CVPredictionsRandomForest() is used on each subset of the data. For each subset of the data: A random forest model with a specified fold CV is generated. This random forest model is used to make a single column in the final matrix which can be used to generate a pheatmap. The inputted data should already have the rows shuffled. If LOOCV should be done on each subsetted data, then this can be indicated by using -1 for the number.of.folds.

CVRandomForestClassificationMatrixForPheatmap(
  input.data,
  factor.name.for.subsetting,
  name.of.predictors.to.use,
  target.column.name,
  seed,
  percentile.threshold.to.keep,
  number.of.folds
)

Arguments

input.data

A dataframe which should already have the rows shuffled.

factor.name.for.subsetting

String to specify name of column to use for subsetting. The column should be a factor. Each column of the generated pheatmap will correspond to a level in the factor.

name.of.predictors.to.use

A vector of strings to specify name of columns to use as predictors for random forest model. Each column should be numeric.

target.column.name

A string to specify the column with values the random forest model is trying to predict for. The column should be a factor.

seed

A number to set for random number generation.

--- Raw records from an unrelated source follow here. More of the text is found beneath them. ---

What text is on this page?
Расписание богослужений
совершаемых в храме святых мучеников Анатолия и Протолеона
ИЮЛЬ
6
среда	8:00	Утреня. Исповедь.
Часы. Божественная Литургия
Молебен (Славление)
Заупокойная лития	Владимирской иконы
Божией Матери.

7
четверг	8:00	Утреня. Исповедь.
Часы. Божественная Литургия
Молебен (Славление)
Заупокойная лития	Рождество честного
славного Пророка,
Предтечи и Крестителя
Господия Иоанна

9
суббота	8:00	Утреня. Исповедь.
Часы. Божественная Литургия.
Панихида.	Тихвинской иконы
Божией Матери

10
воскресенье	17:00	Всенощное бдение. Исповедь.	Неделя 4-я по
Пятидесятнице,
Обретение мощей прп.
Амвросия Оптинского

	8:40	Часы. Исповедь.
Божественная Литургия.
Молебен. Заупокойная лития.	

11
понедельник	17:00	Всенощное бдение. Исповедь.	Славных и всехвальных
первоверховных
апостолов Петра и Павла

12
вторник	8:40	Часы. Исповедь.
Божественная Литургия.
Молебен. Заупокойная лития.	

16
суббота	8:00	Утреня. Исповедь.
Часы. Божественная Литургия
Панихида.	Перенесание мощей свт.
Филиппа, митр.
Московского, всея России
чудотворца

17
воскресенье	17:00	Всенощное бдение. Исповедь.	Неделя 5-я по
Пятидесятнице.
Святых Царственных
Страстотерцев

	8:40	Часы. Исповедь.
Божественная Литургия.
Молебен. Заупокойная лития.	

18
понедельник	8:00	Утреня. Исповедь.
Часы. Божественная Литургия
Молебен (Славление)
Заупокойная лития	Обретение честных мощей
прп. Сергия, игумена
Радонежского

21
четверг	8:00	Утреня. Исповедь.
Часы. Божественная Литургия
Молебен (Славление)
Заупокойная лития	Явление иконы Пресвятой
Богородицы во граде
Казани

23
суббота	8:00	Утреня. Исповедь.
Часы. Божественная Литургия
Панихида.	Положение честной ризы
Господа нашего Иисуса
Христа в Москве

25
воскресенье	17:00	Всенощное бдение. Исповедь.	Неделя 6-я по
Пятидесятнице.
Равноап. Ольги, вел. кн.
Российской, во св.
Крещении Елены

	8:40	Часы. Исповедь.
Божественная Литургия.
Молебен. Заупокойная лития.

percentile.threshold.to.keep

A number from 0-1 indicating the percentile to use for feature selection. This is used by the CVPredictionsRandomForest() function.

number.of.folds

An integer to specify the fold for CV. If This number is set to -1, then the function will use LOOCV for each subset data set.

Value

A list with three objects:

  1. A numerical matrix that can be used for pheatmap generation.

  2. A list of subset data sets for each column in the heatmap matrix.

  3. A list of vectors containing the predictions for each column in the heatmap matrix. These values are used to calculate the MCC.

See also

Examples

example.data <- GenerateExampleDataMachinelearnr() set.seed(1) example.data.shuffled <- example.data[sample(nrow(example.data)),] result.two.fold.CV <- CVRandomForestClassificationMatrixForPheatmap( input.data = example.data.shuffled, factor.name.for.subsetting = "sep.xy.ab", name.of.predictors.to.use = c("x", "y", "a", "b"), target.column.name = "actual", seed = 2, percentile.threshold.to.keep = 0.5, number.of.folds = 2)
#> [1] 1 #> [1] 2 #> [1] 1 #> [1] 2
matrix.for.pheatmap <- result.two.fold.CV[[1]] pheatmap_RF <- pheatmap::pheatmap(matrix.for.pheatmap, fontsize_col = 12, fontsize_row=12)